The archive undertakes to deliver the byte-stream
intact on request.
- Against each owner is kept a list of bitfiles with
the full UNC pathname that the file had when it was
archived.
- The owner is also given a stub file, which
holds the bitfile-ID. Stub is often kept where the
original file lived, but can be kept anywhere, and can
also be regenerated from the directory in the archive.
- The owner of the file has the responsibility of remembering
how to make sense of the data (or another authorised requester).
Is LEEDS an OAIS?
Well only partly. One can identify traces of
OAIS concepts such as
- Content Information (CI) -- clearly the body of the bitfile,
- Repesentation Information (RI) -- only identity of originating system, and
- Preservation Description Information (PDI) -- details of ownership and origin.
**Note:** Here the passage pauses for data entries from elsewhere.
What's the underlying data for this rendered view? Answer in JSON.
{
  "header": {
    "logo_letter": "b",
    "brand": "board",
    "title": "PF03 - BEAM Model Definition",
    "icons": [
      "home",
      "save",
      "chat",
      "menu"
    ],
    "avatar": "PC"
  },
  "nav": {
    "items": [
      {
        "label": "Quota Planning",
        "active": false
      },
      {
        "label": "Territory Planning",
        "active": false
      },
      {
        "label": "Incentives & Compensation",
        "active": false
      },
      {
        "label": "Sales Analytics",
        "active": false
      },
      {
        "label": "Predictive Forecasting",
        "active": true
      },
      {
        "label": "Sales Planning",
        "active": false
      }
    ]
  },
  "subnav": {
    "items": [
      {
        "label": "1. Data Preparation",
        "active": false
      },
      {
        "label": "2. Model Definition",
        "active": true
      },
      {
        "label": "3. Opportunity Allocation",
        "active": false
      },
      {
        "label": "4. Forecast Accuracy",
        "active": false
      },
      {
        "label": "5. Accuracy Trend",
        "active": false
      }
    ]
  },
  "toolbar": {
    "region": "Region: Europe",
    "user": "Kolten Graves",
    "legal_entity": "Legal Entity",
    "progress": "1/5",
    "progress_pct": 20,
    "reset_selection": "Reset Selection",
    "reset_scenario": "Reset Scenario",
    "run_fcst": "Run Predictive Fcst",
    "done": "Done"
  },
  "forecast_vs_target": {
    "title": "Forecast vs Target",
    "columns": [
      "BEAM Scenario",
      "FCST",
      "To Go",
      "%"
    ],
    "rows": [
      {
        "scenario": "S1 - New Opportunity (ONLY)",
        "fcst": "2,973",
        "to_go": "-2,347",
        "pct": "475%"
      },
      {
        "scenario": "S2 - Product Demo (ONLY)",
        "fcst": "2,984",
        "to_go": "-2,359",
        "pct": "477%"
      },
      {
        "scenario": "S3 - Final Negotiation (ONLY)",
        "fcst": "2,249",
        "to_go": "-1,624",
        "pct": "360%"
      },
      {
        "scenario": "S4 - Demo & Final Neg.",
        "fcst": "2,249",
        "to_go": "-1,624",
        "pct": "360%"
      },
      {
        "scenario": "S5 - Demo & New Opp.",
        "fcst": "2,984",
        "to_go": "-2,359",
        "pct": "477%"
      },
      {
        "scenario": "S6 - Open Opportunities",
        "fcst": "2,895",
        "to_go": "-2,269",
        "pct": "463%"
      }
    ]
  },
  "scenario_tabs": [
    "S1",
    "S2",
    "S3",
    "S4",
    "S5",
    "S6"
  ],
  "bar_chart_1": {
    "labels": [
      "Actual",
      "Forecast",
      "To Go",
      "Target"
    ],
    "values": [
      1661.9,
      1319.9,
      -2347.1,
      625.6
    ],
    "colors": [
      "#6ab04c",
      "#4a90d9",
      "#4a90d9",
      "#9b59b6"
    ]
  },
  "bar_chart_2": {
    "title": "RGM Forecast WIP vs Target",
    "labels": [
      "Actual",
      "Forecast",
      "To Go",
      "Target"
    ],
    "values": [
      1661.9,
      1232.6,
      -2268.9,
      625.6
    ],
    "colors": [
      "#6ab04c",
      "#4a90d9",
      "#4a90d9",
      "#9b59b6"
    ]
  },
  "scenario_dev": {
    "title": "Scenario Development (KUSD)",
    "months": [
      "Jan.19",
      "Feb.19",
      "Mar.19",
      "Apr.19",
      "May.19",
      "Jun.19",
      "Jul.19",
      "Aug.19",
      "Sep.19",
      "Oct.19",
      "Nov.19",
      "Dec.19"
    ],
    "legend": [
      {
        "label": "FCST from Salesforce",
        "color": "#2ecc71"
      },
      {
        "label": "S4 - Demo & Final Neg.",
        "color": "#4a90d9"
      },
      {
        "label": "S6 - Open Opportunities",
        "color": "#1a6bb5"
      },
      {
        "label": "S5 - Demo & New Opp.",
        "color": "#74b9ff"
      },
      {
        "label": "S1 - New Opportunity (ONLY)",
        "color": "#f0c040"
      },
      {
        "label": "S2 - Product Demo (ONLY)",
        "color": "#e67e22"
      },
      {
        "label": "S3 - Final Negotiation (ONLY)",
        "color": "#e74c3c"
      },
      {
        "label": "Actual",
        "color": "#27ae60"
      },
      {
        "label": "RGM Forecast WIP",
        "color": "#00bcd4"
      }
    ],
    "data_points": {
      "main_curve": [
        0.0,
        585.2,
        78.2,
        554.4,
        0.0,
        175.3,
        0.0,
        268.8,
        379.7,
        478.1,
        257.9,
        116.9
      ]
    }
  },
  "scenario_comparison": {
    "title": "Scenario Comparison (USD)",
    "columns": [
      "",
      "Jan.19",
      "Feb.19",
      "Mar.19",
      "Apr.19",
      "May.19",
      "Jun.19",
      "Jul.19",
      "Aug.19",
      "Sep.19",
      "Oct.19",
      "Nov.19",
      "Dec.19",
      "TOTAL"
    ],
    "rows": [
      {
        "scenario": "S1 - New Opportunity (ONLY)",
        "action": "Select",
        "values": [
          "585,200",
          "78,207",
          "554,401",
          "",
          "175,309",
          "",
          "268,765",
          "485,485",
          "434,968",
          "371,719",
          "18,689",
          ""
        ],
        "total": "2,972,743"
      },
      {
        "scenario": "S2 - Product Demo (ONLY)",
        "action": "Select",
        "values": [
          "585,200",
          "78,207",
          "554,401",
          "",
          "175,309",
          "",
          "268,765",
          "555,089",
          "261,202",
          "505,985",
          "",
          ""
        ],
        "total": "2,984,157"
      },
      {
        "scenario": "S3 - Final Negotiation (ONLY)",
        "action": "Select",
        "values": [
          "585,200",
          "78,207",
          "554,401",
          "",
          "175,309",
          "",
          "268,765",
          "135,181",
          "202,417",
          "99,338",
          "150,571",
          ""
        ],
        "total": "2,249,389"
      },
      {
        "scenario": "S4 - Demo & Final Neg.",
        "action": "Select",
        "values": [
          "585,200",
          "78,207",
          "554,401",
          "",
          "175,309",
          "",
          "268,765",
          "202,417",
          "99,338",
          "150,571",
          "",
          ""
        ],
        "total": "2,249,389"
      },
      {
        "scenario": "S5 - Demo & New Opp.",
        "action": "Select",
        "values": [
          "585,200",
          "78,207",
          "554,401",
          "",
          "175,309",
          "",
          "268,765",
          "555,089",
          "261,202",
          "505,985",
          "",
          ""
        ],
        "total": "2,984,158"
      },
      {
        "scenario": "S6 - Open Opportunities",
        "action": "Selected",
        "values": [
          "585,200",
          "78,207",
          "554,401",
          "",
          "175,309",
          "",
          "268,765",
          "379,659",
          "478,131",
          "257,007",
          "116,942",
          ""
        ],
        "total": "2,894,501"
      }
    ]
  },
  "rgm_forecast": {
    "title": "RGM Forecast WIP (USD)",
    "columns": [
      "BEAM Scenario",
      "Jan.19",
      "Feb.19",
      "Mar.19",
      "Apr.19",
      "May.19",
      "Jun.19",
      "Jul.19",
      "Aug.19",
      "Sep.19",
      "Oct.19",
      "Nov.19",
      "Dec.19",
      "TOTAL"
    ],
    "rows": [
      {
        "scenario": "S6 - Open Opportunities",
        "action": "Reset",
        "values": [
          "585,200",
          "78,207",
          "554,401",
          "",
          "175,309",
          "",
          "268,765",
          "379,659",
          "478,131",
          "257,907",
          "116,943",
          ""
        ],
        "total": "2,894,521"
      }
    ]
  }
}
- The goal of indefinite preservation
What can we feed into the OAIS debate?
Theory
- We need indirection for digital objects -- we need a digital ISDON now
(International Standard Digital Object Number)
This needs to be the definitive way of referring to objects,
not an optional feature of the PDI.
For CEDARS we will probably plump for one of the current candidates,
but on a national/global scale we could use agreement.
An early agreement on the fomat of such a name seems a good idea.
How about using Internet domain names in the same way as Java does?
-- perhap as a fall-back when no other ID is available.
- We need indirection for user identities (maybe use certificates)
If you do not have some such mechanism, only trusted systems
can be allowed to access the store. They must be trusted
by each other as well as by the archive.
- Is a "collector" a special kind of "producer" or a new element in
the OAIS environment (section 2.1)
In the world of libraries the concept of a collector is
probably different from a producer.
The collector is not the same as the management.
- Include enough PDI with the objects on media to allow last-ditch recovery.
Things sometimes go wrong, and to have enough identity information
physically next to the data helps in recovery operations.
Practice
- CEDARS will demonstrate OAIS-style operation in a limited service environment
- It is addressing bothe issues of data storage, and collection management
- If we cannot make the ideas work on a small scale, they certainly
won't work on a national/international scale.